The SME market is becoming a key target sector for most banks, but these often more agile organisations demand a better digital approach, and according to Kyle Ferguson, CEO of Fraedom, a personal touch is what’s needed.

Thanks to technological advances within retail banking, the way we bank in our personal lives has changed dramatically. No longer do we wait for bank statements to arrive at the end of each month to get an idea of our spending; instead, we are able to do this whenever we want, and often in real-time, via an app on our phone. This evolution of banking in our personal lives has fuelled a change in expectation among SMEs who are demanding the same experiences and offerings within the world of business banking. As a result of this change in expectations, SMEs are demanding a better digital approach as reflected by 57% of SMEs that now want to move to an online/mobile banking business environment.

However, banks are currently struggling to meet the demands of SMEs and deliver the more personalised service and consumer-focused offering the majority desire. Yet, with a combined annual turnover of £2.0 trillion and accounting for 52% of all private sector turnover in the UK in 2018, SMEs are a highly lucrative market that banks can’t afford to ignore. So, where should banks start and how can they begin to attract SMEs?

Developing a digital offering

According to a survey conducted by Fraedom, 95% of commercial clients who bank digitally in their personal lives, expect to do so at work as well. Ultimately, SMEs want the same digital capabilities, such as apps and online platforms, they get as personal customers. Yet, just 43% of SMEs claim to have near real-time control over business spend. Similarly, almost a third of respondents feel they have very little visibility on a day-to-day basis and nearly a quarter confessing to having to regularly spend significant time and money investigating who spent what. Furthermore, over half of UK respondents said that on average they were personally spending more than two hours a week on expense or financial management tasks. The need to regularly go back and interrogate audit trails can be a further drag on a business’ efficiency and productivity.

Just 43% of SMEs claim to have near real-time control over business spend.

In our personal lives, we now have seamless mobile transactions, highly responsive customer service and fast transaction times. Yet, although personal bank statements typically update in real time and can be viewed on a mobile device, reconciliation of work-based expenditures can take days, if not weeks to process. It is therefore unsurprising that SMEs are left frustrated by the lack of innovation offered by banks and are demanding banks provide the same tools, level of service and personalised experience we have become so used to in our personal lives.

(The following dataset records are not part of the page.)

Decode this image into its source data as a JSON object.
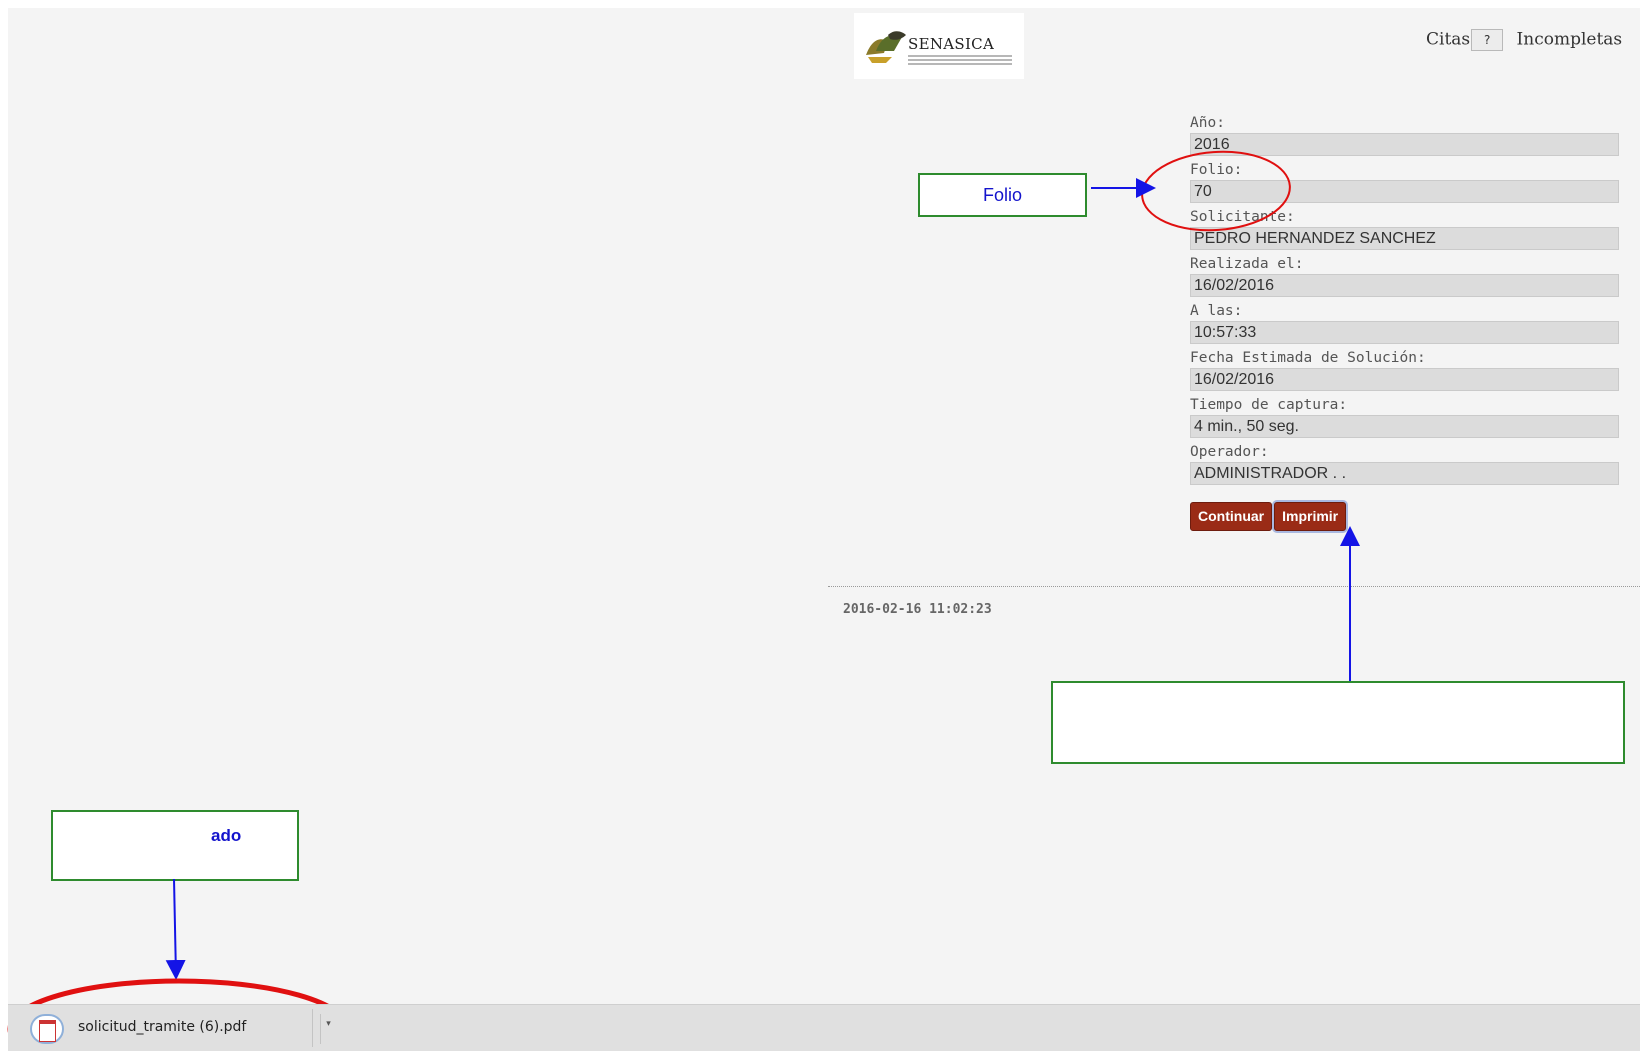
{
  "header": {
    "logo_text": "SENASICA",
    "nav": [
      {
        "label": "Citas",
        "badge": "?"
      },
      {
        "label": "Incompletas"
      }
    ]
  },
  "form": {
    "fields": [
      {
        "label": "Año:",
        "value": "2016"
      },
      {
        "label": "Folio:",
        "value": "70"
      },
      {
        "label": "Solicitante:",
        "value": "PEDRO HERNANDEZ SANCHEZ"
      },
      {
        "label": "Realizada el:",
        "value": "16/02/2016"
      },
      {
        "label": "A las:",
        "value": "10:57:33"
      },
      {
        "label": "Fecha Estimada de Solución:",
        "value": "16/02/2016"
      },
      {
        "label": "Tiempo de captura:",
        "value": "4 min., 50 seg."
      },
      {
        "label": "Operador:",
        "value": "ADMINISTRADOR . ."
      }
    ],
    "buttons": {
      "continuar": "Continuar",
      "imprimir": "Imprimir"
    }
  },
  "timestamp": "2016-02-16 11:02:23",
  "callouts": {
    "folio": "Folio",
    "print": "",
    "download": "ado"
  },
  "download_bar": {
    "file_name": "solicitud_tramite (6).pdf",
    "icon": "pdf-file-icon",
    "menu_icon": "chevron-down-icon"
  },
  "colors": {
    "button_bg": "#9a2b16",
    "callout_border": "#2e8b2e",
    "arrow": "#1414e6",
    "highlight_ellipse": "#e01010"
  }
}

Gaining an understanding of SMEs

Banks’ engagement levels with SME customers have also been revealed by Fraedom to leave a lot to be desired with just 12% of UK SMEs saying they thought that banks their organisation had dealt with over the past year fully understood their needs as a business. It is therefore vital that banks work to understand the needs of SMEs and also learn to speak the same language.

This understanding of SMEs also extends to ways in which they want to interact with banks. For instance, the 2018 FIS Performance Against Customer Expectations (PACE) found that almost half of UK SMEs prefer to contact their bank through digital methods via a tablet or mobile, for example. Banks need to keep this in mind and offer preferred methods of communication if they are to really tap into this lucrative market.

The SME sector is a truly lucrative market for banks, and ignoring their pleas for a more digital, personalised approach would be a mistake.

Moving forward together

The SME sector is a truly lucrative market for banks, and ignoring their pleas for a more digital, personalised approach would be a mistake. It is vital that banks begin to innovate to answer this demand with partnering with fintechs often being the most effective way of doing this. Through fintech partnerships, banks will be able to not only implement the right technology but also to get a better understanding of their SME client-base. As a result, banks will be better able to understand the consumerisation of business processes and technologies; the eagerness of SMEs to adopt these to achieve enhanced agility; and the frustration they feel if they sense that banks are effectively not speaking their language.

This tailored service will allow banks to build lasting, more trust-based relationships with SME customers, while SMEs will gain greater business agility, streamlined efficiencies and increased visibility of expenditure.